Pathology case: Common things are common

Aug. 31, 2016
A healthy, 66-year-old white male presented with a large radiolucency in the left mid-body of the mandible.

Editor's note: Originally published August 2016. Updated December 2023.

A healthy 66-year-old white male presented to the clinic as a new patient, having not seen a dentist in about six years. In the course of an otherwise normal cleaning, exam, and routine radiography, a large radiolucency was found in the left mid-body of the mandible.
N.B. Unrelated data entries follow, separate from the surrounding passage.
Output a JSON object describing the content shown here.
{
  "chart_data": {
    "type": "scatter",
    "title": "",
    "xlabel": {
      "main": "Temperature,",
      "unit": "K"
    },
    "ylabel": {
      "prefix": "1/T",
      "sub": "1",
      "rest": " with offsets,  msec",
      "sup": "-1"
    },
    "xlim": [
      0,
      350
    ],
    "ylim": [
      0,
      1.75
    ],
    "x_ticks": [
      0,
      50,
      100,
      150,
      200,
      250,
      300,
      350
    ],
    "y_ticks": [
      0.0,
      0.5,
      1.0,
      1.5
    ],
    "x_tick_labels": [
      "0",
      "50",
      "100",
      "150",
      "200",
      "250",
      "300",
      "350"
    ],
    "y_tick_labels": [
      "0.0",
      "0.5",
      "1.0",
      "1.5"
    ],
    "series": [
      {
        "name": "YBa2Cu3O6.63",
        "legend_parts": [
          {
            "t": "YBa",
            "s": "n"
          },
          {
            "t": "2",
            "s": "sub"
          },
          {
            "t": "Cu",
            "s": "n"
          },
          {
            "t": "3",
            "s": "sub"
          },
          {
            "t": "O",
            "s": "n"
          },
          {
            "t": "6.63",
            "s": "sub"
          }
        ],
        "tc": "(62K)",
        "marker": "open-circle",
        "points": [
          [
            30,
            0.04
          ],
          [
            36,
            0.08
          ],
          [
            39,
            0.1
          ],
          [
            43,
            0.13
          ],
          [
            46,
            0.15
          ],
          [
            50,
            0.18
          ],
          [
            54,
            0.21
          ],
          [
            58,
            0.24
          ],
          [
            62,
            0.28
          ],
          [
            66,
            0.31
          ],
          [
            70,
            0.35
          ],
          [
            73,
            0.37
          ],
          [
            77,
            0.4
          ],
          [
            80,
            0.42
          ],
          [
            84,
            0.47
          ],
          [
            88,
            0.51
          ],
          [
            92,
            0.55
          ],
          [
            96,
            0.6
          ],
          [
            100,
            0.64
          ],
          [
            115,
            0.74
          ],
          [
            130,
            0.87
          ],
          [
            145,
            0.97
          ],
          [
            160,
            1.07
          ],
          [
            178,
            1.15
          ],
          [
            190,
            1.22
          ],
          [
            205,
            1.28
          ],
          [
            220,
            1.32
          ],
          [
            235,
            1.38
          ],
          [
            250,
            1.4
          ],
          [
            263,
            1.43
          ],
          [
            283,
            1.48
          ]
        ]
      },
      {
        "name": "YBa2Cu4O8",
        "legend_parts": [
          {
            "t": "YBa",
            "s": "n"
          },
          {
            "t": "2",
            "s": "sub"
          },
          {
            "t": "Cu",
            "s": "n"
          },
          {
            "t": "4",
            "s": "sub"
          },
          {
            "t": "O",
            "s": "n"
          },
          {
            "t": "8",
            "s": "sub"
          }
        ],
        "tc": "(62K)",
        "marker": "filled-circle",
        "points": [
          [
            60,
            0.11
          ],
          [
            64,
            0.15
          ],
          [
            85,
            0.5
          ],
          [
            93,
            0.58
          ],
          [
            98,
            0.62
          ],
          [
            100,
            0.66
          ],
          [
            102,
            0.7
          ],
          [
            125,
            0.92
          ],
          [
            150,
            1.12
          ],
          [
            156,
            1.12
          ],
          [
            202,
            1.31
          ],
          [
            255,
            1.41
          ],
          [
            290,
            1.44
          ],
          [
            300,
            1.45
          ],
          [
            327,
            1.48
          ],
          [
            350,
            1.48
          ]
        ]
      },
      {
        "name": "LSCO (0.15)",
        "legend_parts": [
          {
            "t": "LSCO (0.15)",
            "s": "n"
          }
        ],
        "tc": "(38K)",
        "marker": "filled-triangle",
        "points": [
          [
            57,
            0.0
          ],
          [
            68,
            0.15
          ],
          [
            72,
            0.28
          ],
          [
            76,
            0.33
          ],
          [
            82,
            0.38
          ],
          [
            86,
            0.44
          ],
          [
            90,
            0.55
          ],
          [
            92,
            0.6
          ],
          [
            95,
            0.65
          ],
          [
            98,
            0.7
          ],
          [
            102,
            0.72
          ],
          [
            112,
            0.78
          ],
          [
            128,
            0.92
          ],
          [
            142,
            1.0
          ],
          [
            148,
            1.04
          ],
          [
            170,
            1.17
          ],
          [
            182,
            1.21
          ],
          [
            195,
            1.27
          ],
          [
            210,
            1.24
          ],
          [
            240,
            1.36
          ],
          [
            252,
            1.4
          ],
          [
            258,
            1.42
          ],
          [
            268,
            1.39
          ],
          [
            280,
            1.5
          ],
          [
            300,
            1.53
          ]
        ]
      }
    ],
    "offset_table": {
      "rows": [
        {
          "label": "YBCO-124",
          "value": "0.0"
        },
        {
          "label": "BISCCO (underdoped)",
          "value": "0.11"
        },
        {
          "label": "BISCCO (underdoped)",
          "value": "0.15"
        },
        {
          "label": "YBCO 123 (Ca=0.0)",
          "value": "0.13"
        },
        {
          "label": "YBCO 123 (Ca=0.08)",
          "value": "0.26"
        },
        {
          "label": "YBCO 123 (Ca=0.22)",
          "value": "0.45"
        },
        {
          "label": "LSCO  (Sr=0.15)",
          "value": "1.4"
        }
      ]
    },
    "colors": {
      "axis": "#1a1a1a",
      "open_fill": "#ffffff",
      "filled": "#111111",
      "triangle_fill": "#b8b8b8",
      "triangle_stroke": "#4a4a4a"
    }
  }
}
The patient denied any pain in the area, hadn’t noticed any new swelling, and denied paresthesia of his left inferior alveolar nerve (V3). His exam showed he was missing tooth no. 19. He explained that it was extracted by his previous dentist about seven years ago.

The rest of his dental exam was normal; there were no oral lesions or vestibular swelling. Extraorally there was no visual or palpable swelling in the area, and no cervical lymphadenopathy.

Differential diagnosis

  • Residual cyst
  • Keratocystic odontogenic tumor (KCOT)
  • Ameloblastoma
  • Traumatic bone cyst
  • Calcifying epithelial odontogenic tumor (Pindborg tumor)

Final diagnosis: Residual cyst

Common things are common. The lesion the patient presented with should be highly suspicious for a residual cyst. A residual cyst is simply a periapical cyst that was not properly removed at the time the tooth was treated, and in this case during the extraction of tooth No. 19. The cyst remained in the mandible following the extraction, and for the following six years grew slowly and painlessly without the patient being aware of it.

Periapical cysts—also called radicular cysts—are easily the most common cysts of the jaws. Periapical cysts are inflammatory odontogenic cysts, which arise in response to the inflammation seen with necrosis and infection of the dental pulp. The cyst lining is derived from epithelial remnants of portions of the periodontal ligament (PDL). These cysts arise at the root apices of the offending tooth.

The inflammation resulting from the necrosis and/or infection of the dental pulp causes the formation of a granuloma at the root apex. Over time, this chronic inflammation stimulates the epithelial rests of Malassez in the periodontal ligament tissue to form the cystic lining. Then, through hydrostatic forces, the fluid in the cyst slowly causes the cyst to resorb bone and expand.

Treatment for the cyst outlined in this case first involved an incisional biopsy for definitive diagnosis of the lesion. Once the diagnosis of residual cyst was obtained, the patient underwent a second clinical procedure to remove the entirety of the cyst through an intraoral incision with enucleation and curettage. All walls of the mandible remained following removal; therefore, near-complete bony fill after healing should be seen. Recurrence of the lesion is extremely rare, so follow-up with normal dental visits and routine radiography should be sufficient.